Now, Chief Justice Ron George, writing for the 6-1 majority of the California Supreme Court, upholding the constitutionality of the the anti-gay marriage initiative which the voters passed in 2008, has implied that he and his brethren have serious misgivings about the ease with which California’s constitution can be altered. In a fine example of the philosophy of judicial restraint, George and his cohorts claim to set aside their qualms and "personal opinions" and decided the case solely on "the law."

The nation’s founding fathers wisely made the process of amending the federal constitution resistant to momentary moods of the majority, requiring super majorities in Congress, or unwieldy constitutional conventions, ratification by two thirds of the states, a lengthy process that insures thorough vetting. Even so, mistakes have been made, Prohibition being the most notorious example.

In the Progressive Era of the early 1900's, Senator Hiram Johnson championed direct democracy as an end run around corrupt state legislatures, which were in bondage to hide bound big business interests which regularly squelched reform measures. Recall, referendum, and initiative were intended to redress the perceived flaws in the system, which impeded needed reforms to "liberalize" the society.

These days, the California legislature is totally constipated, hamstrung by other seemingly brilliant ideas swept in by the initiative process over the past thirty years - proposition 13 (the Jarvis Initiative, limiting increases in property taxes), term limits, and balanced budgets.
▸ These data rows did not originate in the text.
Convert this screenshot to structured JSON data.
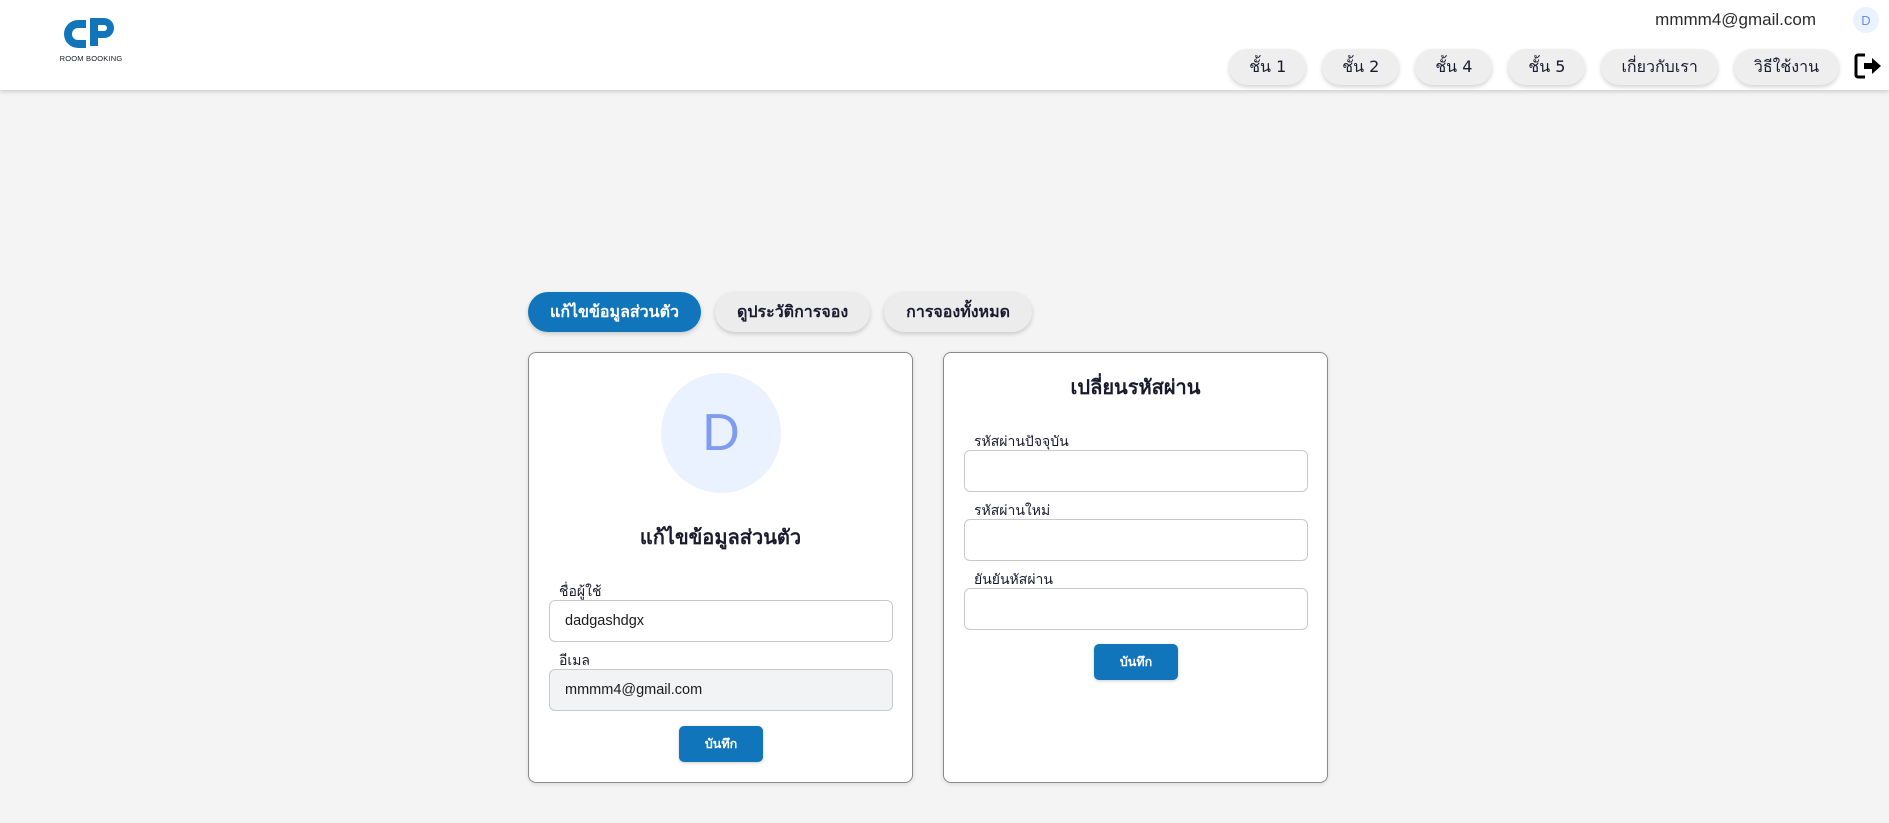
{
  "header": {
    "logo_text": "ROOM BOOKING",
    "user_email": "mmmm4@gmail.com",
    "user_avatar_letter": "D",
    "nav_items": [
      "ชั้น 1",
      "ชั้น 2",
      "ชั้น 4",
      "ชั้น 5",
      "เกี่ยวกับเรา",
      "วิธีใช้งาน"
    ],
    "logout_icon": "logout-icon"
  },
  "tabs": {
    "edit_profile": "แก้ไขข้อมูลส่วนตัว",
    "history": "ดูประวัติการจอง",
    "all_bookings": "การจองทั้งหมด"
  },
  "profile": {
    "avatar_letter": "D",
    "title": "แก้ไขข้อมูลส่วนตัว",
    "username_label": "ชื่อผู้ใช้",
    "username_value": "dadgashdgx",
    "email_label": "อีเมล",
    "email_value": "mmmm4@gmail.com",
    "save_label": "บันทึก"
  },
  "password": {
    "title": "เปลี่ยนรหัสผ่าน",
    "current_label": "รหัสผ่านปัจจุบัน",
    "current_value": "",
    "new_label": "รหัสผ่านใหม่",
    "new_value": "",
    "confirm_label": "ยันยันหัสผ่าน",
    "confirm_value": "",
    "save_label": "บันทึก"
  },
  "colors": {
    "primary": "#1175bb",
    "background": "#f4f4f4",
    "avatar_bg": "#eaf1ff",
    "avatar_fg": "#7f9cf0"
  }
}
California’s Supreme Court used to be a respected protector of individual rights, its holdings followed by other courts around the country. Beginning in the 1970's and continuing today, advocates of "judicial restraint" and "strict constitutional interpretation" have forced the Court to retreat to a reactionary stance that has made the state comparable to, if not worse than, the most repressive states in the South, minimizing individual rights in favor of the will of the majority of the people.